Dari uraian di atas nampak dengan jelas bahwa Pancasila dapat dipertanggung jawabkan dari tinjauan teoretik-filsafati, dari analisis dan pemikiran yang logik. Nilai-nilai yang terkandung dalam Pancasila merupakan nilai-nilai universal yang diperjuangkan oleh bangsa-bangsa di dunia, meskipun dalam prakteknya menampakkan perbedaan-perbedaan. Kami yakin bahwa Pancasila dapat menjadi salah satu alternatif ideologi manusia di masa depan.
H. Justifikasi Sosiologik
Sesuai dengan penggagas awal, Ir. Soekarno, bahwa Pancasila digali dari bumi Indonesia sendiri, dikristalisasi dari nilai-nilai yang berkembang secara nyata dalam kehidupan rakyat Indonesia yang beraneka ragam. Nilai-nilai dasar yang terkandung dalam Pancasila dapat diamati di berbagai masyarakat yang terserak dari Sabang sampai Merauke. Memang diakui bahwa dalam mempraktekkan nilai-nilai dasar tersebut terdapat perbedaan pada berbagai masyarakat; yang berbeda sekedar nilai praksisnya sedang nilai dasar adalah tetap sama. Dengan demikian maka Pancasila memang merupakan living reality dalam kehidupan masyarakat Indonesia.

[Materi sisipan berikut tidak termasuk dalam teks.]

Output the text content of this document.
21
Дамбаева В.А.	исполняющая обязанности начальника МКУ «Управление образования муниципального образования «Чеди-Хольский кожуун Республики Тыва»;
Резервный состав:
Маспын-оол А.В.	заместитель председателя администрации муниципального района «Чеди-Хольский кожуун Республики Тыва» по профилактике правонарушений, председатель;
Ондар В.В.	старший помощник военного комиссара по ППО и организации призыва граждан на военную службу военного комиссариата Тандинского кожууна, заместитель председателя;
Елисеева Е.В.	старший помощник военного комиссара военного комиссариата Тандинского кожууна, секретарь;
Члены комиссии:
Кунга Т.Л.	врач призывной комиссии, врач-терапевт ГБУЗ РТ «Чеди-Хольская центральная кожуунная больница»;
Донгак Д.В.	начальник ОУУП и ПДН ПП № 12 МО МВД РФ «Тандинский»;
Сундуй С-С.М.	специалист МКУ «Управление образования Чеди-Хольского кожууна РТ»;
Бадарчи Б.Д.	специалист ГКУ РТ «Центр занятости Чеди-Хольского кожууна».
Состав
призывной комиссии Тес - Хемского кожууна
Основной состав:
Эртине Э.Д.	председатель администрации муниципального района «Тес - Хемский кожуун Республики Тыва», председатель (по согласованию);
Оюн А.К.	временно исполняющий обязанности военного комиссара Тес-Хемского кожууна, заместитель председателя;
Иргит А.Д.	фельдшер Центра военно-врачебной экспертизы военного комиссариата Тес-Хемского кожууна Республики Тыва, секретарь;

Dari uraian di atas jelas bahwa bagi bangsa Indonesia tidak perlu ada keraguan mengenai Pancasila baik sebagai dasar negara, sebagai ideologi bangsa, maupun sebagai pedoman untuk bersikap dan bertingkah laku dalam hidup bermasyarakat, berbangsa dan bernegara. Hal ini terbukti dari analisis baik ditinjau dari segi yuridik, teoretik-filsafati, maupun sosiologik.
Masalah berikutnya adalah bagaimana Pancasila ini dapat dijabarkan lebih jauh sebagai pedoman, panduan dan acuan bagi bangsa Indonesia dalam menghadapi berbagai tantangan dalam hidup bermasyarakat, berbangsa dan bernegara. Nilai dasar yang terkandung dalam Pancasila ini perlu dijabarkan ke dalam berbagai norma sehingga dapat dijadikan pedoman bertindak, dalam menentukan pilihan, dalam mengadakan penilaian dan mengadakan kritik terhadap peristiwa atau kebijakan yang digariskan oleh pemerintah. Tanpa membuminya Pancasila dalam kehidupan bermasyarakat, berbangsa dan bernegara, pembuktian yang diungkapkan di atas tidak memiliki makna sama sekali, sehingga sekedar suatu wacana belaka.